John Trapp Complete Commentary
Hosea 4:7
As they were increased, so they sinned against me: [therefore] will I change their glory into shame.
Ver. 7. As they were increased] sc. in number, wealth, and honour. Their prosperity undid them, they flourished at this time in court and country, they waxed fat and kicked. The priests are here accused of detestable ingratitude, and of insufferable pride and insolence.
As they were multiplied or magnified, they have sinned against me] That is, they have abused my gifts to my great dishonour. Like fed hawks, they have forgotten their master. Nay, like young mules, which, when they have sucked, turn up their heels and kick their dam; so did these haughty and haunty priests. Their hearts were fat as grease, they were enclosed in their own fat, but they delighted not in God's law, Psalms 17:10; Psalms 119:70. Cum ipsis opibus lascivire coepit Ecclesia, saith Platina. The Church began to be rich and wanton at once, rich and riotous. They had golden chalices, but wooden priests, repugnante ceutra teipsum felicitate tua, as Salvian saith to the Church in his time: thy prosperity is thy bane. What would he have said if he had seen the pope in his princely state, thundering from his capitol, and heard their big swollen titles of Padre benedicto, Padre Angelo, Archangelo, Cherubino, Seraphino? &c. Ammianus Marcellinus, a heathen historian, inveighed against the bishops of Rome, even in those purer times, for their pride and luxury. Odi fastum illius ecclesiae, saith Basil, I hate the haughtiness of that Western Church. It caused the lamentable separation of the Greek Church from the Latin; the other four patriarchs (not without the like pride and stomach) dividing themselves from the bishop of Rome, and at their parting using these or the like words: Thy greatness we know, thy covetousness we cannot satisfy, thine encroaching we can no longer abide: live to thyself. And yet, if they could have held them there, and shunned those evils which they blamed in others (walking humbly with God, and committing themselves to him in well doing), they might have flourished to this day. But wrangling away the truth, and contracting rust with long ease and prosperity, God was forced to scour off their rust with bloody war by the Turks. Of whom these Churches, being in fear and danger, fled to carnal combinations: sent and subjected themselves to the bishop of Rome, that they might have his help. But all in vain; for shortly after they were destroyed, and lost all. God covered them with confusion, and turned their glory into shame. So he hath done the Roman glory in part, and will do more every day (Parei Medull.).
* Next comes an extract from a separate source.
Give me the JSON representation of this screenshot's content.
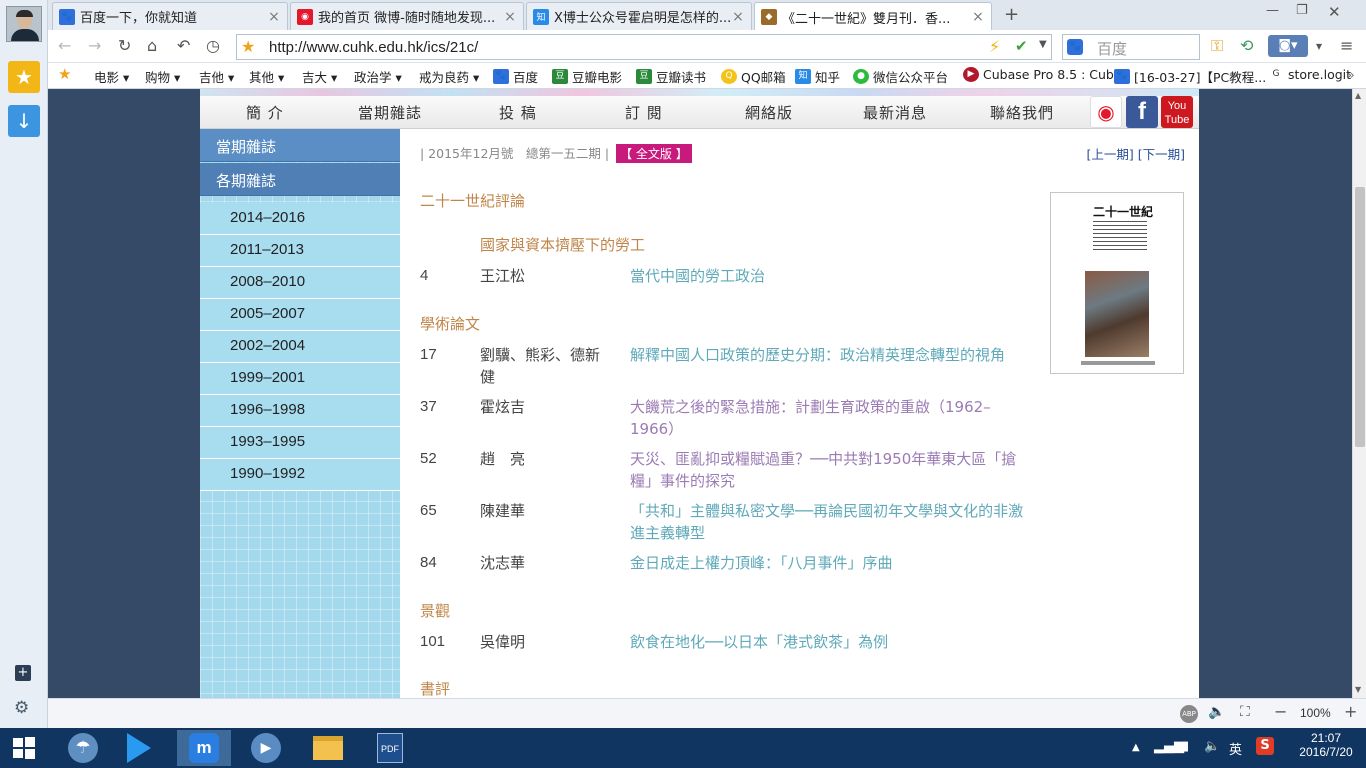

Roma diu titubans variis erroribus acta,
Corruet: et mundi desinet iste caput.
God will cast dirt in the faces of proud prelates, he will stain the pride of all glory, cast upon them with ignominy, Isaiah 23:9 , reproach, Proverbs 18:3 , crush their crown with a woe, Isaiah 28:1 , change their glory (their dignity and greatness wherein they gloried) into shame, not without much bitterness in the change, as the Hebrew word אמיר here used seemeth to import. Miserum enim est, fuisse felicem.